Explained
A sticky session is the opposite of per-request IP rotation: rather than picking a new exit IP for every request, the proxy gateway pins one IP to your traffic for the duration of a session. The session is typically scoped by a session ID you pass in the proxy username (e.g. `customer-USER-session-abc123`) and lasts until the gateway's stickiness window expires (commonly 1, 5, 10, or 30 minutes).
Sticky sessions are essential for any workflow where the destination site binds state to the source IP. Login pages, multi-page checkout flows, IP-bound CSRF tokens, paginated search results, and most account-management tasks all require the same IP across multiple requests. If you used per-request rotation, the second request would land on a different IP and the destination would treat it as a new, unauthenticated visitor.

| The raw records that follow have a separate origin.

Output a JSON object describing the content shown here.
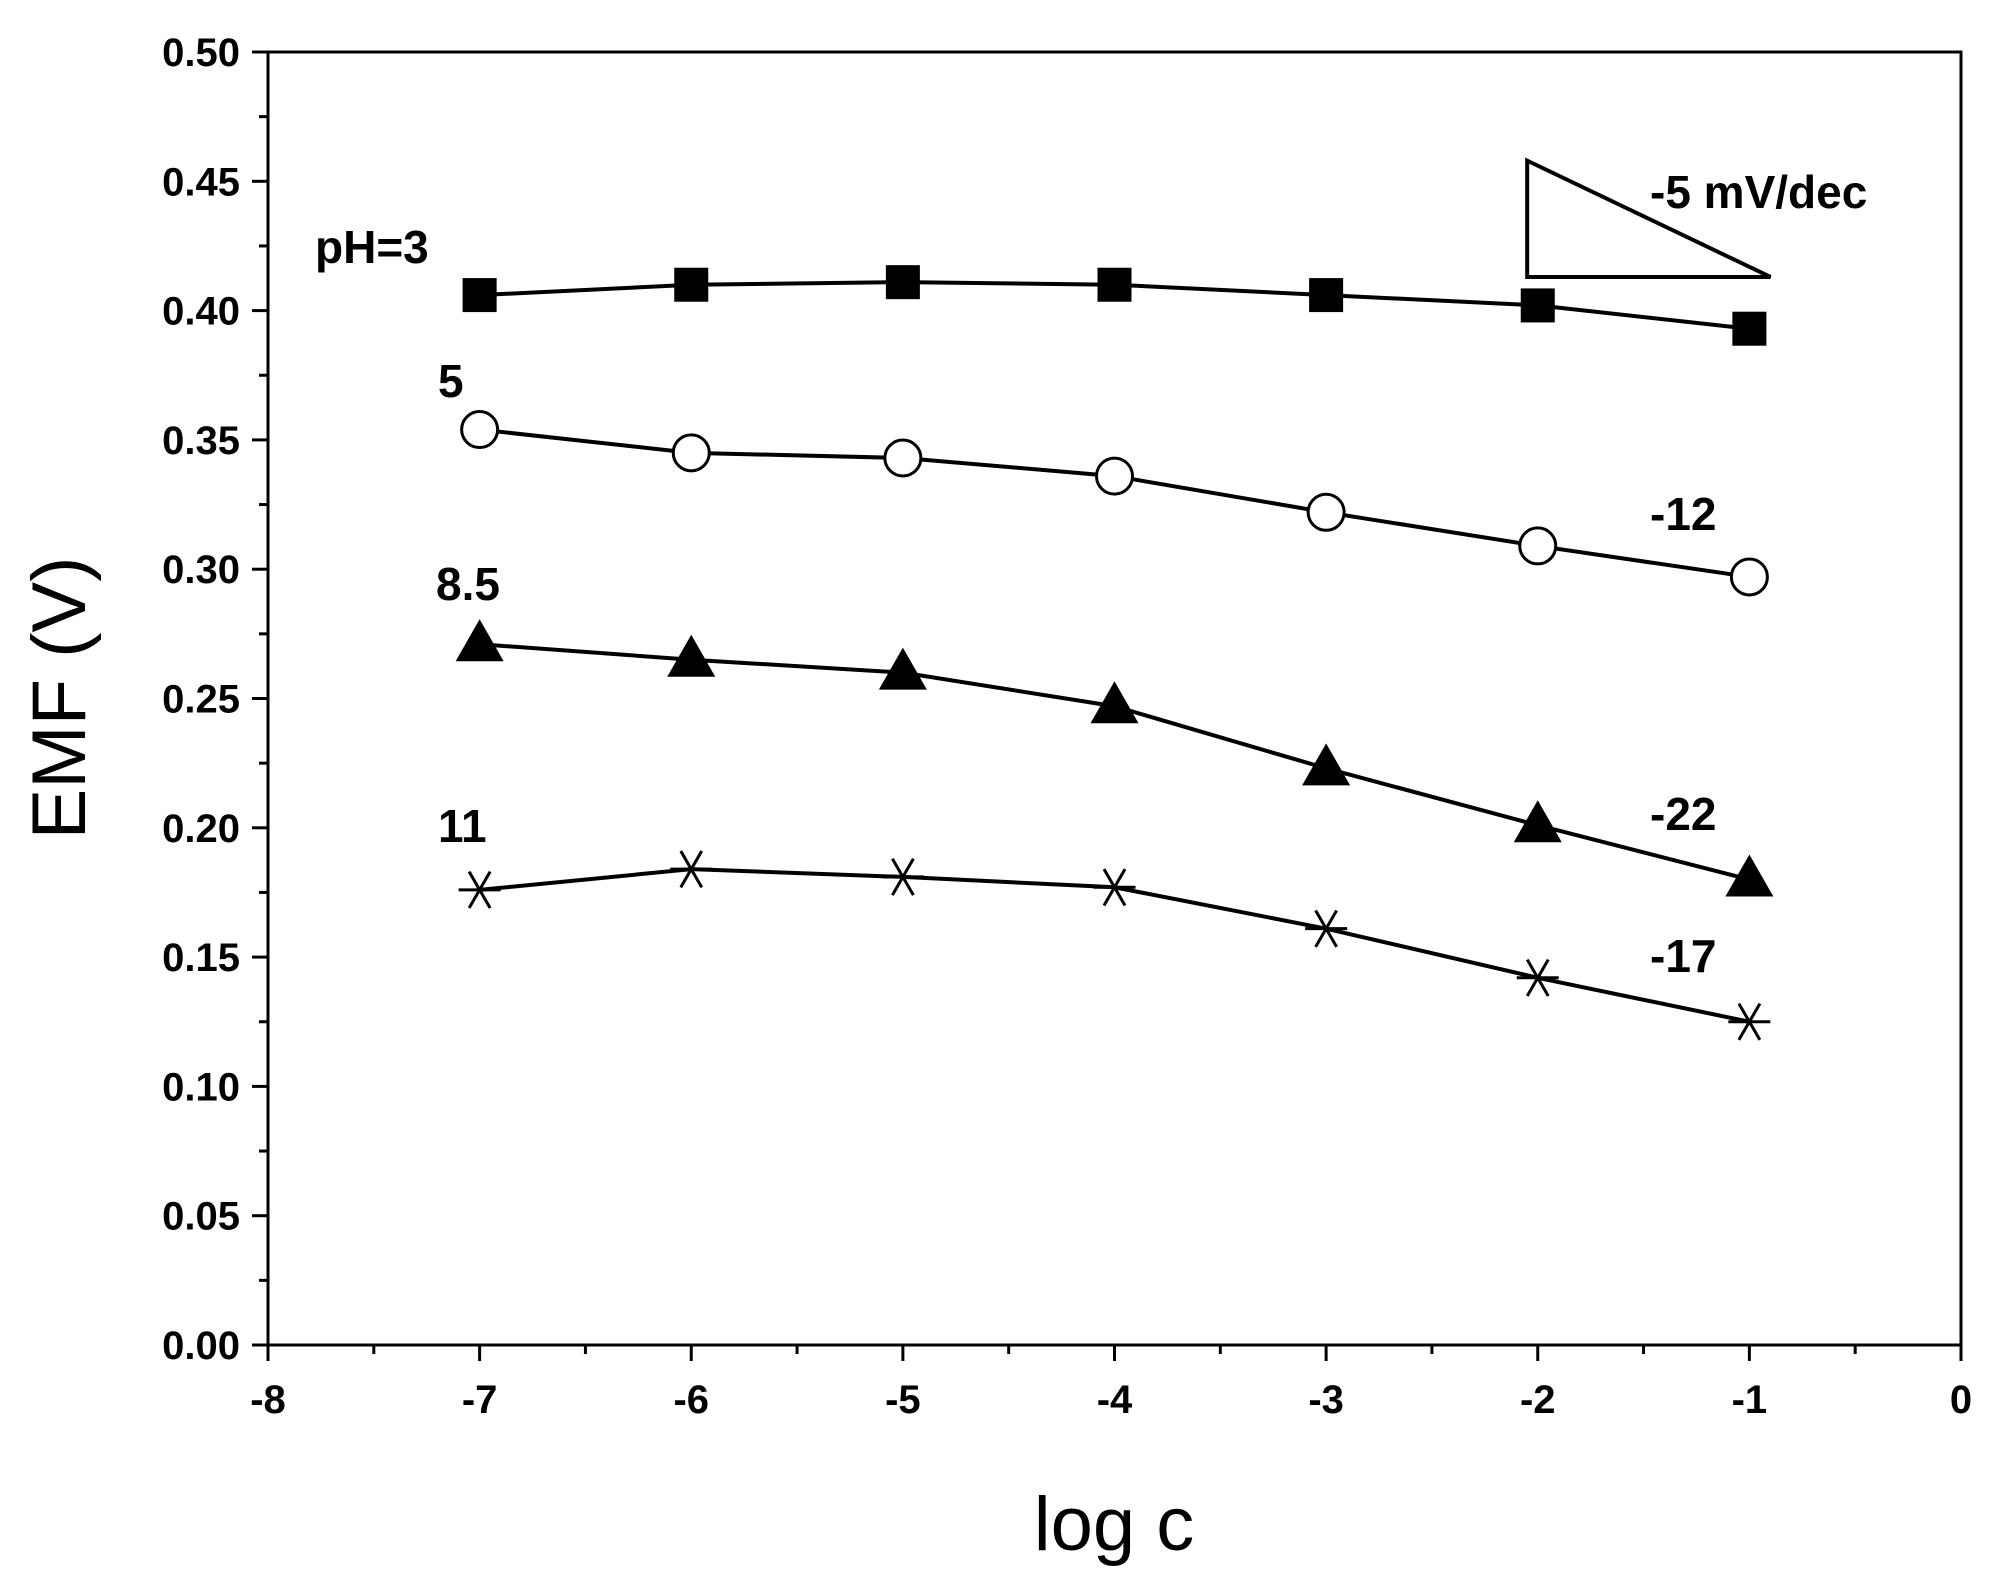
{
  "chart_data": {
    "type": "line",
    "title": "",
    "xlabel": "log c",
    "ylabel": "EMF (V)",
    "xlim": [
      -8,
      0
    ],
    "ylim": [
      0.0,
      0.5
    ],
    "x_ticks": [
      "-8",
      "-7",
      "-6",
      "-5",
      "-4",
      "-3",
      "-2",
      "-1",
      "0"
    ],
    "y_ticks": [
      "0.00",
      "0.05",
      "0.10",
      "0.15",
      "0.20",
      "0.25",
      "0.30",
      "0.35",
      "0.40",
      "0.45",
      "0.50"
    ],
    "grid": false,
    "x": [
      -7,
      -6,
      -5,
      -4,
      -3,
      -2,
      -1
    ],
    "series": [
      {
        "name": "pH=3",
        "marker": "filled-square",
        "values": [
          0.406,
          0.41,
          0.411,
          0.41,
          0.406,
          0.402,
          0.393
        ]
      },
      {
        "name": "5",
        "marker": "open-circle",
        "values": [
          0.354,
          0.345,
          0.343,
          0.336,
          0.322,
          0.309,
          0.297
        ]
      },
      {
        "name": "8.5",
        "marker": "filled-triangle",
        "values": [
          0.271,
          0.265,
          0.26,
          0.247,
          0.223,
          0.201,
          0.18
        ]
      },
      {
        "name": "11",
        "marker": "asterisk",
        "values": [
          0.176,
          0.184,
          0.181,
          0.177,
          0.161,
          0.142,
          0.125
        ]
      }
    ],
    "annotations": {
      "ph3_label": "pH=3",
      "ph5_label": "5",
      "ph85_label": "8.5",
      "ph11_label": "11",
      "slope_ph3": "-5 mV/dec",
      "slope_ph5": "-12",
      "slope_ph85": "-22",
      "slope_ph11": "-17"
    },
    "slope_triangle": {
      "x": [
        -2.05,
        -0.9
      ],
      "y": [
        0.413,
        0.458
      ]
    }
  }
}
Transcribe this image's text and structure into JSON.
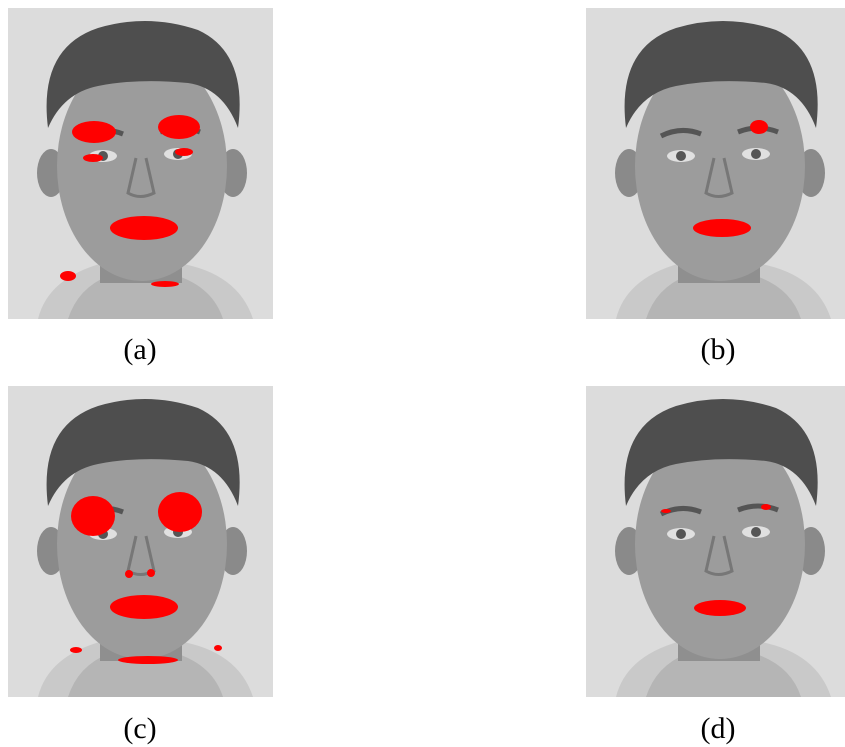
{
  "panels": [
    {
      "label": "(a)"
    },
    {
      "label": "(b)"
    },
    {
      "label": "(c)"
    },
    {
      "label": "(d)"
    }
  ]
}
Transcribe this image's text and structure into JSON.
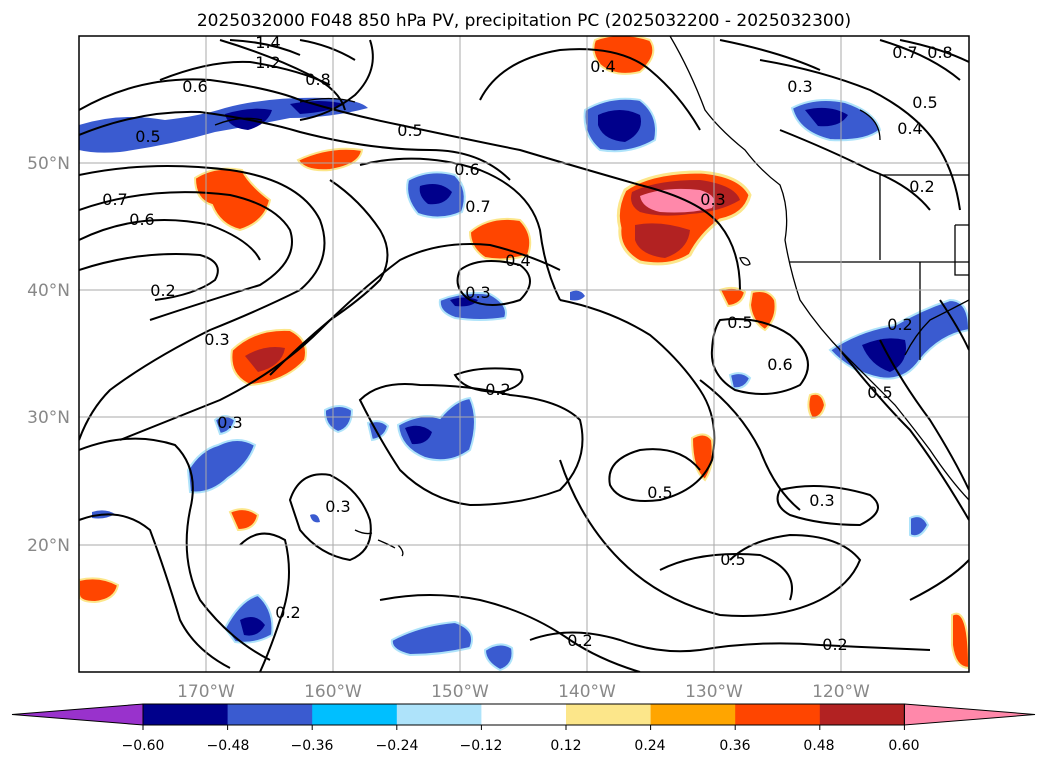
{
  "title": "2025032000 F048 850 hPa PV, precipitation PC (2025032200 - 2025032300)",
  "map": {
    "lon_ticks": [
      "170°W",
      "160°W",
      "150°W",
      "140°W",
      "130°W",
      "120°W"
    ],
    "lat_ticks": [
      "50°N",
      "40°N",
      "30°N",
      "20°N"
    ],
    "contour_labels": [
      "1.4",
      "1.2",
      "0.8",
      "0.7",
      "0.8",
      "0.6",
      "0.5",
      "0.5",
      "0.4",
      "0.3",
      "0.5",
      "0.4",
      "0.2",
      "0.7",
      "0.6",
      "0.6",
      "0.7",
      "0.3",
      "0.4",
      "0.2",
      "0.3",
      "0.3",
      "0.5",
      "0.2",
      "0.6",
      "0.5",
      "0.2",
      "0.3",
      "0.3",
      "0.5",
      "0.3",
      "0.5",
      "0.2",
      "0.2",
      "0.2"
    ]
  },
  "colorbar": {
    "tick_labels": [
      "−0.60",
      "−0.48",
      "−0.36",
      "−0.24",
      "−0.12",
      "0.12",
      "0.24",
      "0.36",
      "0.48",
      "0.60"
    ],
    "colors": [
      "#9932cc",
      "#00008b",
      "#3a5bd0",
      "#00bfff",
      "#aee3fa",
      "#ffffff",
      "#fce68a",
      "#ffa500",
      "#ff4500",
      "#b22222",
      "#ff88aa"
    ]
  }
}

Most residential proxies proxy providers expose both modes through the same gateway. You opt into stickiness on demand by including a session ID in the proxy auth, and you opt out by removing it.
How It Works
When you connect to a rotating proxy gateway with a session ID in your auth credentials, the gateway hashes the session ID and binds it to a specific exit IP from the pool. All subsequent requests using the same session ID are routed through that IP until the stickiness window expires or the IP becomes unhealthy.
When you change the session ID (or stop sending one), the gateway picks a new IP. This gives you per-workflow stickiness without losing the diversity benefit of the pool — different workflows running in parallel each get their own pinned IP, while still drawing from the same large rotating pool.